Designers use many organizing principles to create and compose their design work. Using these principles as guidelines, designers are able to create designs that look right, convey the intended message, stylish and aesthetically pleasing. The most common principles used by designers include:
1. Proportion: Proportion describes how one part of a design relates or fits to the size and scale of the other parts of a design. A design that shows good proportion usually always fit well together.
Arrangement of parts can affect how people feel about a design. It can enhance or distract from the feeling about a design.
2. Balance: Balance describes how design elements are arranged to create a visual sense of stability or equilibrium. Balance can be achieved in design in many ways by use of colours, lines, shapes, forms etc. The most common arrangements of balance are symmetrical, asymmetrical and radial. Balance can be arranged in a horizontally, radial or vertically format.
3. Rhythm: Rhythm in design tends to create an appearance of movement forming a sense of pattern.

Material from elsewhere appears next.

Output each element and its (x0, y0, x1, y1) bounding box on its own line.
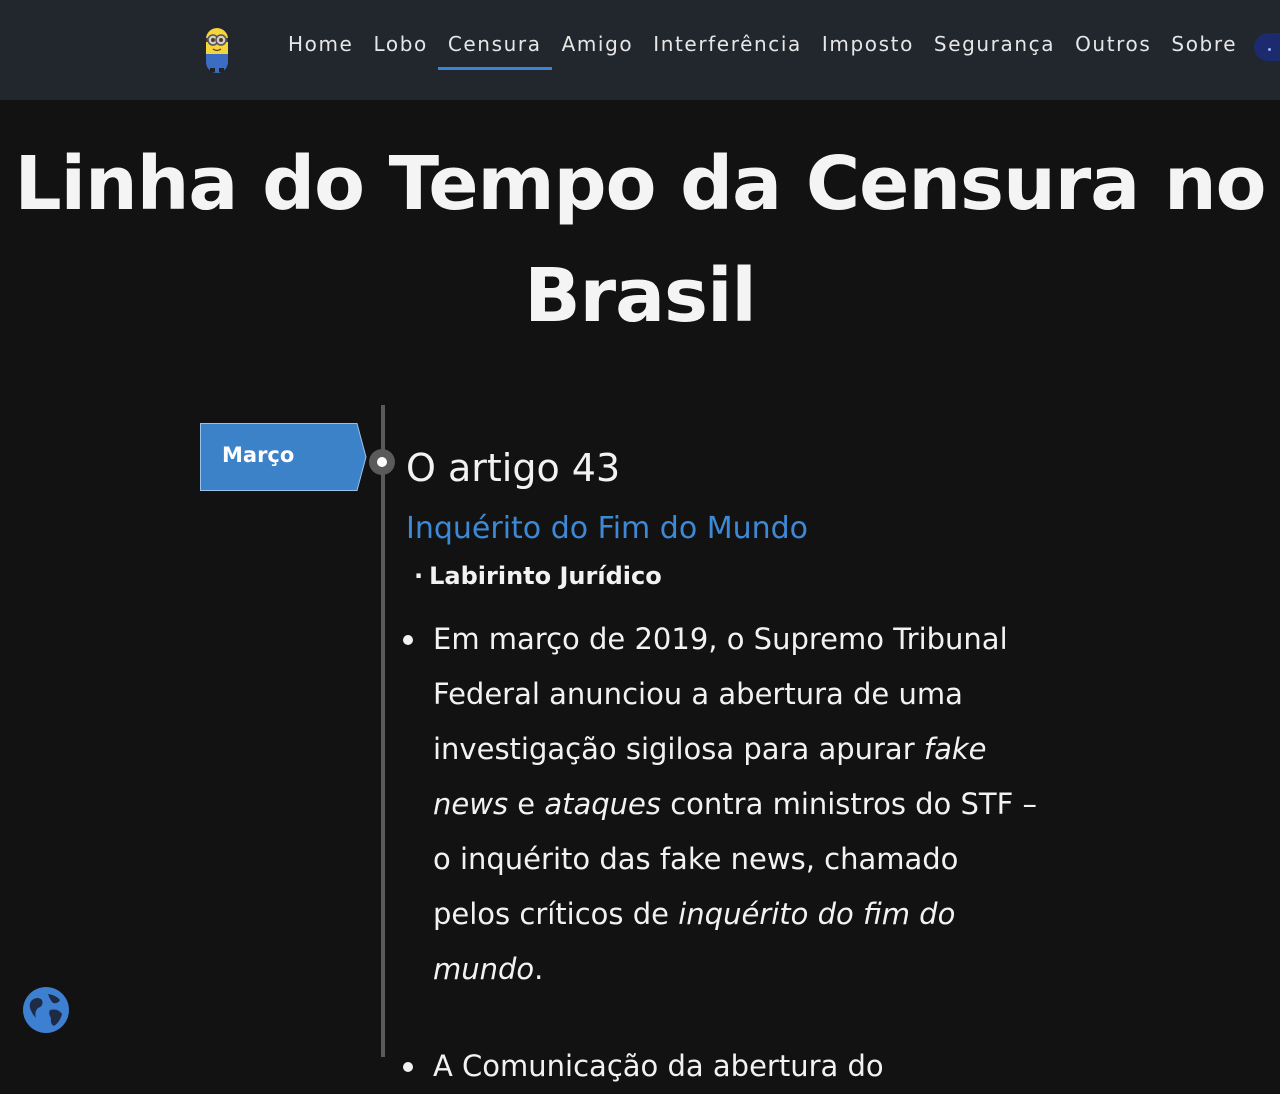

It is easy to create rhythm or pattern by repeating shapes and forms. Rhythm can also be created by repeating lines, texture, colours and other visual design elements.
4. Emphasis: This is used in design to create a centre of interest in design – calling for attention, focal point, to emphasize or to show differences. This is also referred to as contrast. Emphasis can be achieved by colour contrast, shape, texture etc.
5. Unity: In unity, all parts tend to fit together nicely and they look as if they belong together. Line, colour, shape, texture all appeared to suit each other and are complementary.